Walden [ˈwɔldən] (Issue 177)
14. Former Inhabitants; & Winter Visitors(8)
[12] Now only a dent in the earth marks the site of these dwellings, with buried cellar stones, and strawberries, raspberries, thimble-berries, hazel-bushes, and sumachs growing in the sunny sward there; some pitch pine or gnarled oak occupies what was the chimney nook, and a sweet-scented black birch, perhaps, waves where the door-stone was. Sometimes the well dent is visible, where once a spring oozed; now dry and tearless grass; or it was covered deep - not to be discovered till some late day - with a flat stone under the sod, when the last of the race departed. What a sorrowful act must that be - the covering up of wells! coincident with the opening of wells of tears. These cellar dents, like deserted fox burrows, old holes, are all that is left where once were the stir and bustle of human life, and "fate, free will, foreknowledge absolute," in some form and dialect or other were by turns discussed. But all I can learn of their conclusions amounts to just this, that "Cato and Brister pulled wool"; which is about as edifying as the history of more famous schools of philosophy.

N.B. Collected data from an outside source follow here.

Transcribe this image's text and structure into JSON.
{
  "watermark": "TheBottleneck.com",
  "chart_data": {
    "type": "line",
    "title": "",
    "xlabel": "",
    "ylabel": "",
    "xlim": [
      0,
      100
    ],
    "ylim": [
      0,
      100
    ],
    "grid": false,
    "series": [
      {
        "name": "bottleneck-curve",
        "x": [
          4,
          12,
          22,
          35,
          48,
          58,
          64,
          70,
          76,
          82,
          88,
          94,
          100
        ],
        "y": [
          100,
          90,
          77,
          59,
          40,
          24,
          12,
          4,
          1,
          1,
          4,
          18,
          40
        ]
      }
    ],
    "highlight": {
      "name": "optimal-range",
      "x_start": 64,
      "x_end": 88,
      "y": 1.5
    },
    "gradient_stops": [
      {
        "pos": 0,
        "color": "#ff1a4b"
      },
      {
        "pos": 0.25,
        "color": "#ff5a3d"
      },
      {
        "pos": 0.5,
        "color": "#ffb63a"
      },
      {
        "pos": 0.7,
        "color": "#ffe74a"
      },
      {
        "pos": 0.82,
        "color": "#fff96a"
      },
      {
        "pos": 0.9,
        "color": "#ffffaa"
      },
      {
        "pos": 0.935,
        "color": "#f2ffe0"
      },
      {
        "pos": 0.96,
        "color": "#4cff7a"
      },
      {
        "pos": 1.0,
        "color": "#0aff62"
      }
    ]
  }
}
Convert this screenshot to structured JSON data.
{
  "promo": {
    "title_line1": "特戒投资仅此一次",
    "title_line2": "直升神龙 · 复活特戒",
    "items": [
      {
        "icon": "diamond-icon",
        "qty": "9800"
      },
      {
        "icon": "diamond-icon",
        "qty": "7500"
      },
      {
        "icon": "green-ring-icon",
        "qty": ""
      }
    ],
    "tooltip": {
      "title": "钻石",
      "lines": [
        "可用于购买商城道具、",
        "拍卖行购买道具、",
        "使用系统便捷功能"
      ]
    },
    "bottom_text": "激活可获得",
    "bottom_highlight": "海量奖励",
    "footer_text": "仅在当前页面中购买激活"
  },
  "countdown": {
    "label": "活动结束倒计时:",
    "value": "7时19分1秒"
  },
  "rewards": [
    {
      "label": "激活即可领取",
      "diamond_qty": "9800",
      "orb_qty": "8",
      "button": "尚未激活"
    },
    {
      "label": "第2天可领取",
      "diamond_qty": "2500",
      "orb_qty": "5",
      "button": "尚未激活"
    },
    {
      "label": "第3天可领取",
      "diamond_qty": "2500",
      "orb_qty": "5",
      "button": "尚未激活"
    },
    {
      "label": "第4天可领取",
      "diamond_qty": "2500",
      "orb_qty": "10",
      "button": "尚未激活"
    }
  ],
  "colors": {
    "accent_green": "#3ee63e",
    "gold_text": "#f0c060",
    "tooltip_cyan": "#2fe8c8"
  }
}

[13] Still grows the vivacious[vɪˈveɪʃəs] lilac[ˈlaɪlək] a generation after the door and lintel and the sill are gone, unfolding its sweet-scented flowers each spring, to be plucked by the musing traveller; planted and tended once by children's hands, in front-yard plots - now standing by wallsides in retired pastures, and giving place to new-rising forests; - the last of that stirp, sole survivor of that family. Little did the dusky children think that the puny[ˈpjuːnɪ] slip with its two eyes only, which they stuck in the ground in the shadow of the house and daily watered, would root itself so, and outlive them, and house itself in the rear that shaded it, and grown man's garden and orchard, and tell their story faintly to the lone wanderer a half-century after they had grown up and died - blossoming as fair, and smelling as sweet, as in that first spring. I mark its still tender, civil, cheerful lilac[ˈlaɪlək] colors.
现在只有大地上一个凹痕标明这些住所的位置,埋了的地下室石头,而草莓、山竹果、心形果、榛丛和漆树在那里向阳的草地生长;一些油松或多结的橡树占据着曾经是烟囱的角落,一株芳香的水白桦,也许,在门口的石头那里招摇。有时水井的凹处依稀可见,那里曾有泉水渗出;现在是无泪的干草;或者井被深深遮盖——不会被发现直到很晚的某天——在草皮下盖着一块扁石,直到最后的族群离开。那是一件多么悲伤的行为啊——盖上那些井!这些地下室的凹处,像狐狸刨出又遗弃的旧洞,就是人类激动和热闹生活的唯一遗留,而且“宿命、自由意志、绝对的先见之明” 【原注:自弥尔顿的《失乐园》。第二部,第560行。】,以某种形式和方言或其他在依次被探讨。而我唯一从中得来的结论都归结于“卡托和布里斯特扯羊毛”;那是和史上更著名哲学流派同样有教益。
在门后,而且门楣和窗框都已经不见,一代紫丁香仍在生机勃勃的成长,年年春天弥漫它们那芬芳的花,被沉思的旅人采摘;曾被孩子们的手种植和照看,在前院的区域——现在的墙边站立着退休下来的草地,让位给了新生的森林;最后的那一血统,那一家族的最后幸存者。那暗淡了的孩子们不会想到这些不起眼的东西仅睁着双眼,那是他们在房屋的阴影下钉在地上而且每天用水把它们浇灌,会自己生根而且活过了他们,背后的房子本身遮蔽它,成长为成熟的花园和果园,对那孤寂的漫游者在他们成长和死亡半个世纪以后,娓娓来讲述他们的故事——花开依旧美丽,花香依旧芬芳,宛若第一个春天。我注意到它那依旧温柔、文雅、愉快的丁香的颜色。